Önceki gün görüştüğümüz Orman ve Su İşleri Bakanlığı yetkilileri, bu konuda önümüzdeki yıl itibariyle envanter çalışmaları yaparak söz konusu kayıp-kaçak miktarlarının da hangi unsurlardan kaynaklandığını daha net bir şekilde tespit etmeye hazırlandıklarını söylüyor.

Yetkililer, Türkiye’de görülen su kayıplarının kabul edilebilir seviyelere çekilebilmesi için altyapı yatırımları ile kontrol ve izleme sistemlerine ağırlık verilmesi gerektiğini de belirterek bu konuda çalışmaların sürdüğünü anlatıyor.

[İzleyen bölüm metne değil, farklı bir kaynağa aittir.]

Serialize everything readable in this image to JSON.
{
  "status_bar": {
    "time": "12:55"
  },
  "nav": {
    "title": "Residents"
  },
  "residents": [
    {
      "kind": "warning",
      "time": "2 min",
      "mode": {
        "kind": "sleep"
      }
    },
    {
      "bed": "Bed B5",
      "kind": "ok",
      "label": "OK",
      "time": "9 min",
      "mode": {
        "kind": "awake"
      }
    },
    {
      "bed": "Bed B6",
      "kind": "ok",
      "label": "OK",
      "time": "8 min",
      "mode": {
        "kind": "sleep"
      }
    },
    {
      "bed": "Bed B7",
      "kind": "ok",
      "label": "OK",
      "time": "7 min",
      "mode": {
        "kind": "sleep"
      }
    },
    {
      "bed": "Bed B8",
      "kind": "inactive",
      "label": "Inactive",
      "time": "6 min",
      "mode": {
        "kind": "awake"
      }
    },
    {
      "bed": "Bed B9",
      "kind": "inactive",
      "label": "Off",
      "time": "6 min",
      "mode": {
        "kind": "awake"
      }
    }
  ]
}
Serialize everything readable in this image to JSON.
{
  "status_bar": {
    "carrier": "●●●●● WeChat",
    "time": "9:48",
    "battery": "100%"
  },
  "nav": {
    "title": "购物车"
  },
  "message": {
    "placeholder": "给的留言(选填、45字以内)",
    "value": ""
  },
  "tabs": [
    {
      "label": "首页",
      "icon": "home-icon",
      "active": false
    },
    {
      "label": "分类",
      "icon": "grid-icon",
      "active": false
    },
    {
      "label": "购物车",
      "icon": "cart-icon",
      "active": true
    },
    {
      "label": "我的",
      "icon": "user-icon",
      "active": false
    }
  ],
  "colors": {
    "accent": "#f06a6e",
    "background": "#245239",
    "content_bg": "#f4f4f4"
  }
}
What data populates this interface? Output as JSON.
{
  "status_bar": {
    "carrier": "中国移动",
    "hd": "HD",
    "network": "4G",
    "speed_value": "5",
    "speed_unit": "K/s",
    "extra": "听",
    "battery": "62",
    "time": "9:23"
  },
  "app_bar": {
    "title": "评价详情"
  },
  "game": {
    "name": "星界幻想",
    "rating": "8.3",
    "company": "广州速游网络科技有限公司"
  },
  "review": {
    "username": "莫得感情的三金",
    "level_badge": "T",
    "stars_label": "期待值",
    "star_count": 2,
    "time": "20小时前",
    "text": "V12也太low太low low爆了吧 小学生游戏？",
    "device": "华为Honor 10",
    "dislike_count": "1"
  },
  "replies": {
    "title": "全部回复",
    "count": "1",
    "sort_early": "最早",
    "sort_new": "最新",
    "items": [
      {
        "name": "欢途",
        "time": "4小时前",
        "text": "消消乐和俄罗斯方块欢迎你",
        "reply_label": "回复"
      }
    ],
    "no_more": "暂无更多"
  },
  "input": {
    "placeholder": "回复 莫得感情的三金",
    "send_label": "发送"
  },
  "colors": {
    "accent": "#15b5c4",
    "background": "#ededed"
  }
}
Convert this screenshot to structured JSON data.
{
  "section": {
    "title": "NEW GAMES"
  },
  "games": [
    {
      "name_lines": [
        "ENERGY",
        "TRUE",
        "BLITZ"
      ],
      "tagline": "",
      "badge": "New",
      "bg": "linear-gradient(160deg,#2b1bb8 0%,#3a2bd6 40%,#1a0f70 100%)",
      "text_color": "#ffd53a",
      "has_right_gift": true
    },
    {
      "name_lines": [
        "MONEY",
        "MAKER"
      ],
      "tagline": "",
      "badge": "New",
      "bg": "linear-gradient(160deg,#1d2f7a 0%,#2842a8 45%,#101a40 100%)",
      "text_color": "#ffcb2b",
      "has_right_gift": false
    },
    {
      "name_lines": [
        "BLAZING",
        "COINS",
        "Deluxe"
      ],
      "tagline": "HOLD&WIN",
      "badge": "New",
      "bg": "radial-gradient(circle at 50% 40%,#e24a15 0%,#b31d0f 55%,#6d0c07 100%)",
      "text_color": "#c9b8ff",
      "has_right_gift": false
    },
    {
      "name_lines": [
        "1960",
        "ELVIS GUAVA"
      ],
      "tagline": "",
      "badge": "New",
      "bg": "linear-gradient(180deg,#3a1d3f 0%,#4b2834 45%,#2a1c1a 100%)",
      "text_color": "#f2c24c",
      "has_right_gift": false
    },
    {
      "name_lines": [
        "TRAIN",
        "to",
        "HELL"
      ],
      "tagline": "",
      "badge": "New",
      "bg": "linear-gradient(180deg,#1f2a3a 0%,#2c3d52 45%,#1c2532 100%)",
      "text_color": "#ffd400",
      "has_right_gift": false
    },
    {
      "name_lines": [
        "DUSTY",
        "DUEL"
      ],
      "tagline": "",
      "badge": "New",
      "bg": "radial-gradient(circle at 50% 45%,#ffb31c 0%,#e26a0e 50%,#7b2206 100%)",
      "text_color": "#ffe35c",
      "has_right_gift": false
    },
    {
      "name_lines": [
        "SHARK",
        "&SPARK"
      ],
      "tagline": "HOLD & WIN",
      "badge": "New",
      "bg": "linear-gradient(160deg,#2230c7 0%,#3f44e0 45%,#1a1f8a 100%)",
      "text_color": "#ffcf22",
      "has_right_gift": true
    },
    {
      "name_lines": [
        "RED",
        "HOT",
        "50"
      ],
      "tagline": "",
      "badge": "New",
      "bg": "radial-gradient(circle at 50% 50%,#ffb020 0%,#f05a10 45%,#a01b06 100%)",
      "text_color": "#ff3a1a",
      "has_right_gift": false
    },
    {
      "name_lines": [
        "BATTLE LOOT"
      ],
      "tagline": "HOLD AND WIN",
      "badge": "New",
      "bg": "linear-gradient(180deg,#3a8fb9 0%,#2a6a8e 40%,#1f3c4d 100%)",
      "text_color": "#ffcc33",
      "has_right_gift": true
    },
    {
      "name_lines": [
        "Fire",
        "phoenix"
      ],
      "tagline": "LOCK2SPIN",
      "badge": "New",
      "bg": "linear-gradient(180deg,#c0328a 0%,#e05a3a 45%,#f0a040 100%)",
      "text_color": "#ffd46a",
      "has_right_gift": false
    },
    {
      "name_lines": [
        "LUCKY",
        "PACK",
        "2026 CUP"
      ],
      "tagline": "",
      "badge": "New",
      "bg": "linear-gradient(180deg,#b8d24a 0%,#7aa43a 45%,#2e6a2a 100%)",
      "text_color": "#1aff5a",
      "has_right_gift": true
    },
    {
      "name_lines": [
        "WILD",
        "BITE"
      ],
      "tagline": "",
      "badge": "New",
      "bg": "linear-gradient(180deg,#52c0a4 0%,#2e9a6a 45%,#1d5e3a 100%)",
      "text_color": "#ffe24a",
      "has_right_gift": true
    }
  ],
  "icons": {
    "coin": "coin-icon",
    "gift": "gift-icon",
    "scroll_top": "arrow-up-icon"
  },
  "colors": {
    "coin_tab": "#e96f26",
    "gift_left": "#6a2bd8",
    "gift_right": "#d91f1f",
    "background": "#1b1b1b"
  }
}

-  Türkiye’nin tüketilebilir su potansiyeli 112 milyar metreküp

Orman ve Su İşleri Bakanlığı verilerine göre Türkiye’nin toplam 112 milyar metreküp seviyesinde tüketilebilir su potansiyeli var. Bunun 44 milyar metreküpe ulaşan toplam kullanımının ise %15’i içme suyu, yüzde 11’i sanayi ve %73’ü ise tarım sektörüne gerçekleşiyor. Bu açıdan su kaynaklarının etkin kullanımı ve yönetimi, sürdürülebilir kalkınma ve gıda güvenliği için stratejik önem arz ediyor.     

Bu konuda Dünya Bankası’nın 2009'da yayımlanan raporunu da hatırlatmakta fayda var. Rapora göre, 21. yüzyılın sonlarına doğru Avrupa ve Orta Asya Bölgeleri’nde ekstrem iklim olaylarına en çok maruz kalacak üçüncü ülke Türkiye olacak.

-Peki Türkiye, bu tür senaryolara ne kadar hazır?

Orman ve Su İşleri Bakanlığı’nca iklim değişikliği ve eksik altyapılar nedeniyle yaşanan su sıkıntılarına dikkati çekmek, su yönetim politikalarını tartışmak, kayıp ve kaçak su konusunda çözümler üretmek amacıyla İstanbul'da 28 ve 29 Ağustos'ta "Su Kayıp ve Kaçakları Forumu" düzenlenecek. Umarız söz konusu forum teoriden ziyade pratikte adım atmaya yarayacak bir oluşuma öncülük eder.

- ‘Su tasarrufu’na yönelik kamu spotu hazırlanıyor

Bu arada son bir not. Kuraklığın sıkça konuşulduğu, su kesintilerine yönelik endişelerin arttığı bir ortamda Orman ve Su İşleri Bakanlığı Eğitim ve Yayın Dairesi Başkanlığı ‘Su tasarrufu’ konulu bir kamu spotu hazırlığında. Şu anda senaryo alternatifleri üzerinde çalışmaların sürdüğü belirtiliyor. Umuyoruz ki sular kesilmeden kamu spotu yayına yetişir.